Thank you all for your help. Please my post #152 for an interim explanation of what's been happening.
I wish I had put the drive in another PC and run chkdsk on it FIRST. It might have resolved everything, but maybe not.
In any event, the tip that 'This is a Lame ID' gave me about slipstreaming was worth the extra agony. Once I figured out that one of the switches in a couple of the commands listed in the link he posted should have been typed as /s instead of -s (for example) on my wife's system, everything went pretty smoothly.
The drive is now living happily in this same computer as a third drive, through an ATA PCI card, and it doesn't show the slightest indication of having any problems. I haven't lost any data whatsoever. The only hitch at the moment is that I've misplaced a CD I bought with updated software for my Epson Perfection 1650. The software that Epson has for it doesn't work in SP2.
Everything else is working great. So again, thank you all for helping me. This is the greatest place for getting help with computer problems. Even though I've built 6 or 10 computers, I'm not a top dog when it comes to WinXP software problems.

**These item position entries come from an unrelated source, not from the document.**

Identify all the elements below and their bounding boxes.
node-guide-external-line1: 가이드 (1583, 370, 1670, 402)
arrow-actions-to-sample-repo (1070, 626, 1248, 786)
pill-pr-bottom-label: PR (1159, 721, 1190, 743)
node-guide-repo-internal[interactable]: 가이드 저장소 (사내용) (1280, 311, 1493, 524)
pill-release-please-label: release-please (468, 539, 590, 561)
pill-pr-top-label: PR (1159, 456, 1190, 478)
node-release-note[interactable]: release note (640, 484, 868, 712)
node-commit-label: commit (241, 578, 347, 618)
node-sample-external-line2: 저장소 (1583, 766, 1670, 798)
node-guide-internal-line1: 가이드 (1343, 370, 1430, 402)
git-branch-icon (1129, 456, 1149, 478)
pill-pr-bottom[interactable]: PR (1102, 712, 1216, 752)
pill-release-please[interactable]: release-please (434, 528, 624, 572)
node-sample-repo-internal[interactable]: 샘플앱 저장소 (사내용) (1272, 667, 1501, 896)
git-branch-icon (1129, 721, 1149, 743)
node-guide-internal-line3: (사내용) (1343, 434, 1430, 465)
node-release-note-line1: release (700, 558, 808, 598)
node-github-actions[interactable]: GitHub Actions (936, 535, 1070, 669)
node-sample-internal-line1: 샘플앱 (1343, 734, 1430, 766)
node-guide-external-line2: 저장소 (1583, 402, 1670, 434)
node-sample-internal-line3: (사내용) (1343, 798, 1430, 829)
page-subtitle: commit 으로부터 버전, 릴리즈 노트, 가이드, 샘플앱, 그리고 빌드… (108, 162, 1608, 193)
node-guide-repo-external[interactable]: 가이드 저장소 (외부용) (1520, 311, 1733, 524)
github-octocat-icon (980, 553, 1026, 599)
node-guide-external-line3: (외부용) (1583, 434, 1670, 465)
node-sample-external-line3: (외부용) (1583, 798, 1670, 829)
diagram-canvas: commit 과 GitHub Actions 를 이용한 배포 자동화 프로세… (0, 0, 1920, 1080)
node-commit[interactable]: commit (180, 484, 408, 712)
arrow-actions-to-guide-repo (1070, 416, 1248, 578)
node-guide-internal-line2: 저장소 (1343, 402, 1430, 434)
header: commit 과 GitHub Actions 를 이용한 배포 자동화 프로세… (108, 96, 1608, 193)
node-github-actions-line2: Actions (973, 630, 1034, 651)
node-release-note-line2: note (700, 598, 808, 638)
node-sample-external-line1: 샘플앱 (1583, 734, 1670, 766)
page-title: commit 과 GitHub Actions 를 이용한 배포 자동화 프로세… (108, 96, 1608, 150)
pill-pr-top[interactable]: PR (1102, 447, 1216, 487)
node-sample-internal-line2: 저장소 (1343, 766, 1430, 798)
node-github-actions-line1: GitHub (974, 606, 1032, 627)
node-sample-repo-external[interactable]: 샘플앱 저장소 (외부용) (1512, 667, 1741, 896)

I hope I haven't missed pinging anyone with this reply. I tried to get everyone who replied on this thread.
Thanks for having posted with your problem; it generated a very instructive thread.
During my time in Los Angeles, I listened to both computer shows on KABC and
KFI radio.
The number of times they got calls about dying and dead disk drives
as well as data recovery was innumerable.
In fact, the mantra of the KFI host (Jeff Levy) practically was
"What part of 'back-up' do you not understand!?"
My main drive is 250Gb. I bought a 160Gb drive (mostly because that's what was available) and partitioned it into four 40Gb drives. Each drive keeps a generation of backups. I configured Backup MyPC to do a full system backup to files on the second HD every two weeks and an incremental backup each night of just what changed. Each full backup and associated incremental backups run on separate partitions, so I'm keeping four generations of backups. I use the Task Manager to run the jobs each day.
Lately, I'm beginning to fill up my backup drives, so I'm going to have to reconfigure my backups to be three partitions of approx 53Gb and redo my nightly tasks. It's a bit tedious to set up, but once it's done it's great. The only downside is that Windows XP requires the login ID that runs the jobs to have a password.
I've had to restore from my backups two or three times since doing this, mostly because installs or upgrades of software messed something up. The restore process (for me) is to reinstall Windows XP (doesn't matter which version), then reinstall Backup My PC, then restore the latest full system backup (which should bring XP back to current), then restore all the incremental backups since the last full backup. As luck would have it, my restores were always in the second week of incrementals, meaning about a dozen restores before my system was back.
Once done, everything was back to normal as if the outage never happened. I suppose you could replace a defective C: drive, and then restore your backups to that in order to replace a drive and still have your old configuration in place without losing anything.